Many theorems let you know that something exists but don't tell you how to compute it efficiently (an orthogonal basis, eigenvalues, inverses, etc.)

Also, sometimes algorithms can be invented and empirically shown to have good complexity properties before there are proofs.

zodiac · on July 23, 2017

I found the part which use Zorn's Lemma pretty un-computational :) It's equivalent to the axiom of choice and is used to show that every vector space has a basis

fizixer · on July 23, 2017

Depends on what you mean by 'computational'.

- Computational as in 'using programming and computers'

- Computational as in 'solving a math problem' (as opposed to 'theoretical': definitions/theorems/proofs/lemmas).

My guess is that the posted link means the first kind, hence almost all of linear algebra texts are non-computational, i.e., you can become an expert in linear algebra without knowing how to program, and without knowing a single programming language.

For the second kind, most of beginner and intermediate linear algebra is computational, but not all.
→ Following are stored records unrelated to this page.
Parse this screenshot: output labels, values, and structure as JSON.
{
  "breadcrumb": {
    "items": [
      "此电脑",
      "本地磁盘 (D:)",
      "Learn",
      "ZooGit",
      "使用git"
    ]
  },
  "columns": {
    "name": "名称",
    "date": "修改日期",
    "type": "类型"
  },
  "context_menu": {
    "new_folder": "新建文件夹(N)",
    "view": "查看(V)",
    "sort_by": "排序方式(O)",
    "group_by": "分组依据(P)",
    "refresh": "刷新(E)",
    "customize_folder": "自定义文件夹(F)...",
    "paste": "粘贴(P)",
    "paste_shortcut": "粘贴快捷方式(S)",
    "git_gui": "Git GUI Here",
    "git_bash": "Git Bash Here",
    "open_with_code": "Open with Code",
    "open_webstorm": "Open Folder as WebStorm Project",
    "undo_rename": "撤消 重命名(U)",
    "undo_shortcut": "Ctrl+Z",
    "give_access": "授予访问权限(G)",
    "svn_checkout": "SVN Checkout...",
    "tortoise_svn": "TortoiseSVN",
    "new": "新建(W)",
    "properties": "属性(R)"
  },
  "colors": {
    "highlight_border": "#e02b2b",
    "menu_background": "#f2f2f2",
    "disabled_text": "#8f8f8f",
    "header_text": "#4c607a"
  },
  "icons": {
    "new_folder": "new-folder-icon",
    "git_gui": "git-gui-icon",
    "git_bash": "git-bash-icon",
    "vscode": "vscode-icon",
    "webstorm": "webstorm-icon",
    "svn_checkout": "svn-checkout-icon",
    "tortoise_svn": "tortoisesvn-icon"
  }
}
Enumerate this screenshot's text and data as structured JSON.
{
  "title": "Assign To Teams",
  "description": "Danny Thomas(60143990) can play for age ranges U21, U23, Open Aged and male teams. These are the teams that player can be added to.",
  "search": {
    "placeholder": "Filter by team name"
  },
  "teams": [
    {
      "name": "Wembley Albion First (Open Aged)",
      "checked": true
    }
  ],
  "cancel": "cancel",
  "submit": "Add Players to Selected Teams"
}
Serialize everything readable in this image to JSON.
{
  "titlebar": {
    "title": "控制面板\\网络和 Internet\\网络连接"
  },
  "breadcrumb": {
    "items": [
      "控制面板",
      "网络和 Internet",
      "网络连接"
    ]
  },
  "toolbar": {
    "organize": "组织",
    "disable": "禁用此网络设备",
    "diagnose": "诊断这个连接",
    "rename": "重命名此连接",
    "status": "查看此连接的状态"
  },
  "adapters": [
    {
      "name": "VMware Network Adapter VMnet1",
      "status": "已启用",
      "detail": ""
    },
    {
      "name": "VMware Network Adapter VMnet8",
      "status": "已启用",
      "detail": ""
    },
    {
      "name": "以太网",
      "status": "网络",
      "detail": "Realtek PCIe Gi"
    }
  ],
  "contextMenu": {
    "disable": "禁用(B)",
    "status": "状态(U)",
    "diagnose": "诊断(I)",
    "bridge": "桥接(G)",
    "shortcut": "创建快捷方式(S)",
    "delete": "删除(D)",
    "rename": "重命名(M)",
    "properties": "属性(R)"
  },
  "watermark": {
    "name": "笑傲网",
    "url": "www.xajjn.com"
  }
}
There's plenty of theory of linear algebra, and it has connections with representation theory, abstract algebra, as well as analysis, topology, and geometry. Study of infinite-dimensional vector spaces is purely non-computational.

dbranes · on July 23, 2017

One of my current favorite things: categorification of linear algebra via higher category theory: https://qchu.wordpress.com/2016/05/31/higher-linear-algebra/

ianai · on July 23, 2017

I've been wanting to do a math refresher in linear or modern algebra for a while...tempting.